Type 1 diabetes (T1D) is a chronic autoimmune disease that causes severe loss of pancreatic β cells. Autoreactive T cells are key mediators of β cell destruction. Studies of organ donors with T1D that have examined T cells in pancreas, the diabetogenic insulitis lesion, and lymphoid tissues have revealed a broad repertoire of target antigens and T cell receptor (TCR) usage, with initial evidence of public TCR sequences that are shared by individuals with T1D. Neoepitopes derived from post-translational modifications of native antigens are emerging as novel targets that are more likely to evade self-tolerance. Further studies will determine whether T cell responses to neoepitopes are major disease drivers that could impact prediction, prevention, and therapy. This Review provides an overview of recent progress in our knowledge of autoreactive T cells that has emerged from experimental and clinical research as well as pathology investigations.

Figure 1. The natural history of islet autoimmunity.

To illustrate the chronic nature and heterogeneity of islet autoimmunity and highlight critical gaps in knowledge, this figure depicts two hypothetical patterns of T cell–mediated β cell destruction and loss of insulin secretion: early triggering of insulitis and semi-linear β cell destruction (blue line); or late start of the autoimmune β cell destruction, closer to clinical diagnosis (red line). This is a simplified schematic representation: loss of β cell mass and insulin secretion may not always correlate and may vary based on the relative importance of autoimmune destruction and β cell dysfunction during disease progression in a given patient. Seroconversion for T1D-associated autoantibodies to native antigens is considered the earliest step in the triggering of islet autoimmunity; it occurs in early life in children at genetic risk of T1D, but it may occur later in life in many individuals. As only a minority of islets are affected at any given time, the process proceeds asynchronously. Residual β cell mass at onset may be a function of the severity of autoimmune destruction and initial mass, which are impacted by age. It is often incomplete at diagnosis, but it continues afterward, sometimes for years. Low levels of insulin secretion are detected in many patients even decades after diagnosis: some β cell regeneration occurs after diagnosis, and it has been hypothesized that regeneration may occur during the preclinical stage. Critical questions remain unanswered: To what extent and when does the detection of humoral and cellular responses in the circulation reflect insulitis and β cell destruction, and which responses are relevant? At what time are insulitis and β cell destruction triggered during the progression of islet autoimmunity? Is there a preferred order for autoantibody and T cell responses to native antigens and neoepitopes, and what are their relative roles in insulitis, β cell destruction, and disease onset (trigger/driver responses versus secondary responses)?

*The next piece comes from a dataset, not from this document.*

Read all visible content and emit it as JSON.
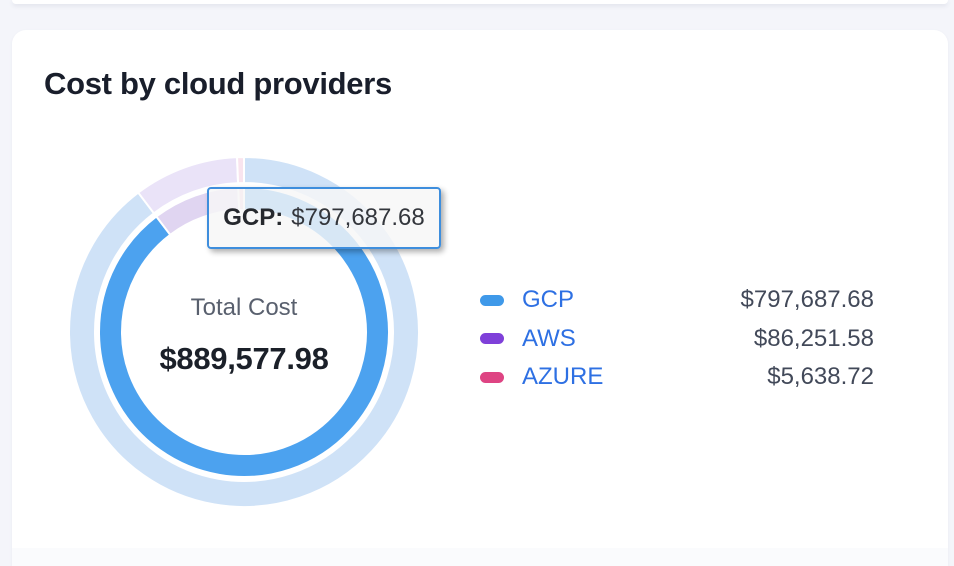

Figure 2. CD8⁺ T cell responses to pancreatic β cells.

Schematic representation of major autoantigen classes that may be targeted by CD8⁺ T cells, the predominant immune cell type in the insulitis. As described in the main text, these may include native antigens and neoepitopes. The generation of these epitopes may be promoted by β cell inflammation and stress. Insulitis is often associated with an interferon response with hyperexpression of HLA class I molecules, which may be induced by viral infections. Hyperexpression of HLA class I molecules facilitates presentation of autoantigen epitopes to CD8⁺ T cells. Whether islet-infiltrating CD8⁺ T cells also target viral epitopes remains to be investigated.

Figure 3. CD4⁺ T cell responses to pancreatic β cells.

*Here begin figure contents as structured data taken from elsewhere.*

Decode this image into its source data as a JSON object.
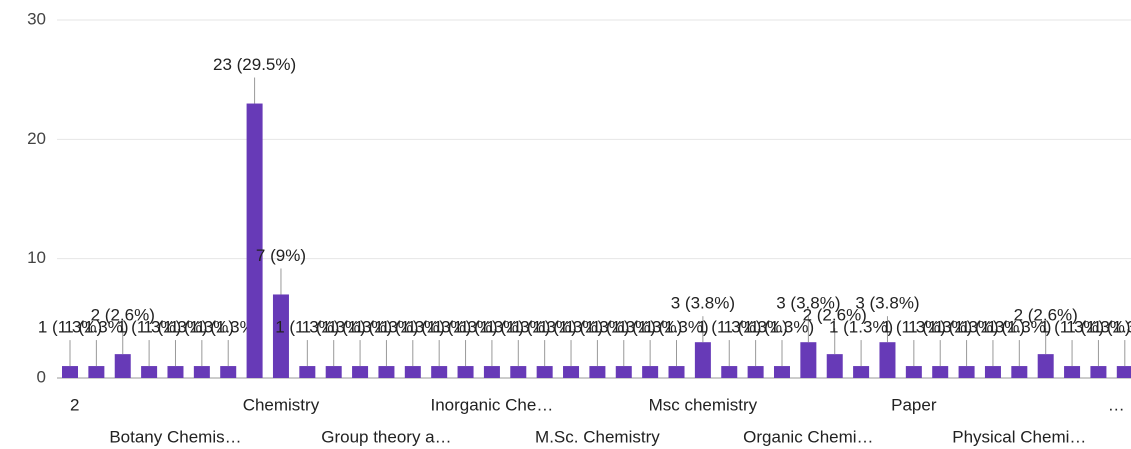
{
  "chart_data": {
    "type": "bar",
    "color": "#673ab7",
    "categories": [
      "2",
      null,
      null,
      null,
      "Botany Chemis…",
      null,
      null,
      null,
      "Chemistry",
      null,
      null,
      null,
      "Group theory a…",
      null,
      null,
      null,
      "Inorganic Che…",
      null,
      null,
      null,
      "M.Sc. Chemistry",
      null,
      null,
      null,
      "Msc chemistry",
      null,
      null,
      null,
      "Organic Chemi…",
      null,
      null,
      null,
      "Paper",
      null,
      null,
      null,
      "Physical Chemi…",
      null,
      null,
      null,
      "…"
    ],
    "values": [
      1,
      1,
      2,
      1,
      1,
      1,
      1,
      23,
      7,
      1,
      1,
      1,
      1,
      1,
      1,
      1,
      1,
      1,
      1,
      1,
      1,
      1,
      1,
      1,
      3,
      1,
      1,
      1,
      3,
      2,
      1,
      3,
      1,
      1,
      1,
      1,
      1,
      2,
      1,
      1,
      1
    ],
    "value_labels": [
      "1 (1.3%)",
      "1 (1.3%)",
      "2 (2.6%)",
      "1 (1.3%)",
      "1 (1.3%)",
      "1 (1.3%)",
      "1 (1.3%)",
      "23 (29.5%)",
      "7 (9%)",
      "1 (1.3%)",
      "1 (1.3%)",
      "1 (1.3%)",
      "1 (1.3%)",
      "1 (1.3%)",
      "1 (1.3%)",
      "1 (1.3%)",
      "1 (1.3%)",
      "1 (1.3%)",
      "1 (1.3%)",
      "1 (1.3%)",
      "1 (1.3%)",
      "1 (1.3%)",
      "1 (1.3%)",
      "1 (1.3%)",
      "3 (3.8%)",
      "1 (1.3%)",
      "1 (1.3%)",
      "1 (1.3%)",
      "3 (3.8%)",
      "2 (2.6%)",
      "1 (1.3%)",
      "3 (3.8%)",
      "1 (1.3%)",
      "1 (1.3%)",
      "1 (1.3%)",
      "1 (1.3%)",
      "1 (1.3%)",
      "2 (2.6%)",
      "1 (1.3%)",
      "1 (1.3%)",
      "1 (1.3%)"
    ],
    "ylim": [
      0,
      30
    ],
    "yticks": [
      0,
      10,
      20,
      30
    ],
    "grid": true
  }
}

Schematic representation of major autoantigen classes that may be targeted by CD4⁺ T cells. Similar to CD8⁺ T cells, these may include native antigens and neoepitopes, which may be formed under conditions of β cell inflammation and stress. β Cells can produce several neoepitopes: for example, peptides originating from alternative splicing, insulin hybrid peptides (HP), and DRiP insulin peptides are reportedly produced in β cells (for DRiPs, the evidence is from studies of cell lines). Many autoantigens are secretory granule proteins, which may be released by β cells and acquired by APCs. Exosomes released by β cells also contain autoantigens. CD4⁺ T cells may react with antigens captured, processed, and presented by APCs in the pancreatic lymph node and in the islets. The B:9–23 epitope is produced in the secretory granules, captured, and presented by APCs, at least in the NOD mouse. The generation of neoepitopes in β cells further raises the question of whether the previously reported aberrant expression of HLA class II molecules by β cells might allow CD4⁺ T cells to recognize antigens on their surface directly.